This is REAL common, ... On GM vehicles that use the red "Dex-Mud, ... Ah, ... I mean Dex-Cool antifreeze. Not so common on Chryslers and Fords. You'll read a lot about coolant leaks on this site, but remember, EVERY car on this site has a problem. The Taurus doesn't have any more problems than most other cars, at least in this respect.
It's kind of rare to lose the coolant so fast. One thing that can catch people by surprise is to have a plugged heater core causing no heat inside the car. They can usually be back flushed quite easily with a garden hose, but every once in a while there will be a hole corroded through the core that was blocked by the debris. That means the leak doesn't show up until after the mechanic flushes out the blockage.

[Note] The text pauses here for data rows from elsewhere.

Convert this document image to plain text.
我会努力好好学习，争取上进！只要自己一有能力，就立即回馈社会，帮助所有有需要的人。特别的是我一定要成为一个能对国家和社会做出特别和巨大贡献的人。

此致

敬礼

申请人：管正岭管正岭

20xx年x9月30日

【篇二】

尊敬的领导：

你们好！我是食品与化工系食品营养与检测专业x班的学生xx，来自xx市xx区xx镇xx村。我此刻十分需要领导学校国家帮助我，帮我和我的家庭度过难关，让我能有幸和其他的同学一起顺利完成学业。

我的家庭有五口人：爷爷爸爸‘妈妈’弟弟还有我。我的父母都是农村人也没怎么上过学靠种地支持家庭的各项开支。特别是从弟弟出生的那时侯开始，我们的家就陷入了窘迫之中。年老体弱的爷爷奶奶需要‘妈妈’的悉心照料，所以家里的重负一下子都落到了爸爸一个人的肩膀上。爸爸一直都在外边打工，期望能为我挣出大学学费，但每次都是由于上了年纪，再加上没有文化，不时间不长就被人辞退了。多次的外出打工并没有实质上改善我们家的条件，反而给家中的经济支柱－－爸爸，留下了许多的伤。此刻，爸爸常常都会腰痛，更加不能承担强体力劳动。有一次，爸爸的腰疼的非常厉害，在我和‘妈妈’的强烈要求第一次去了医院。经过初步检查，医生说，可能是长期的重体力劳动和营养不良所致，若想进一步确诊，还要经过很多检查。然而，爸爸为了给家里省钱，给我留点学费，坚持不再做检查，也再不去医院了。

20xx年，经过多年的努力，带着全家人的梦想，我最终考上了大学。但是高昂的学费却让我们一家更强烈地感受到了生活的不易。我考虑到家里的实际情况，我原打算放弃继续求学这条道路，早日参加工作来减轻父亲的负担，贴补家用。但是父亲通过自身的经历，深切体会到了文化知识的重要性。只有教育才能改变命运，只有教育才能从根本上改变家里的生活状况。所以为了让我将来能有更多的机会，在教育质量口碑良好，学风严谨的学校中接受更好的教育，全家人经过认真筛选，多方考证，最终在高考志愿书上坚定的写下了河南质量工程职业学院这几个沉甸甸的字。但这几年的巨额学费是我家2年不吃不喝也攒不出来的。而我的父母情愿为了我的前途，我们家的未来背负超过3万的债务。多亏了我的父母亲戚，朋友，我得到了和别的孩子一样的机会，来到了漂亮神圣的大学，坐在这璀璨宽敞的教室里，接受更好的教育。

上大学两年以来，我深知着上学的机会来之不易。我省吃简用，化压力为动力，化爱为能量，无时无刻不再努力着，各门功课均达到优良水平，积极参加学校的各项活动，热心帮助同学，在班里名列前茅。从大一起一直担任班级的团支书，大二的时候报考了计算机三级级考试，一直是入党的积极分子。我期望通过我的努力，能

The best thing you can do is replace the coolant every two years. Acids build up in the cooling system as a byproduct of combustion gases. That is hard to avoid so there are anti-corrosive additives in antifreeze to neutralize that. Antifreeze is alcohol and it will always be alcohol. It's those additives that wear out. When you have any two different types of metals and an acid, you have a battery, which means corrosion. You will find brass, cast iron, aluminum, lead and tin, (solder), and other metals in the cooling system. You can get an idea of how well or how little those anti-corrosive additives are working by measuring the voltage in the system. Use an inexpensive digital voltmeter with one probe on the engine block and the other one in the coolant by the radiator cap but not touching the metal core. Any reading over 2 volts is reason to flush and refill the system.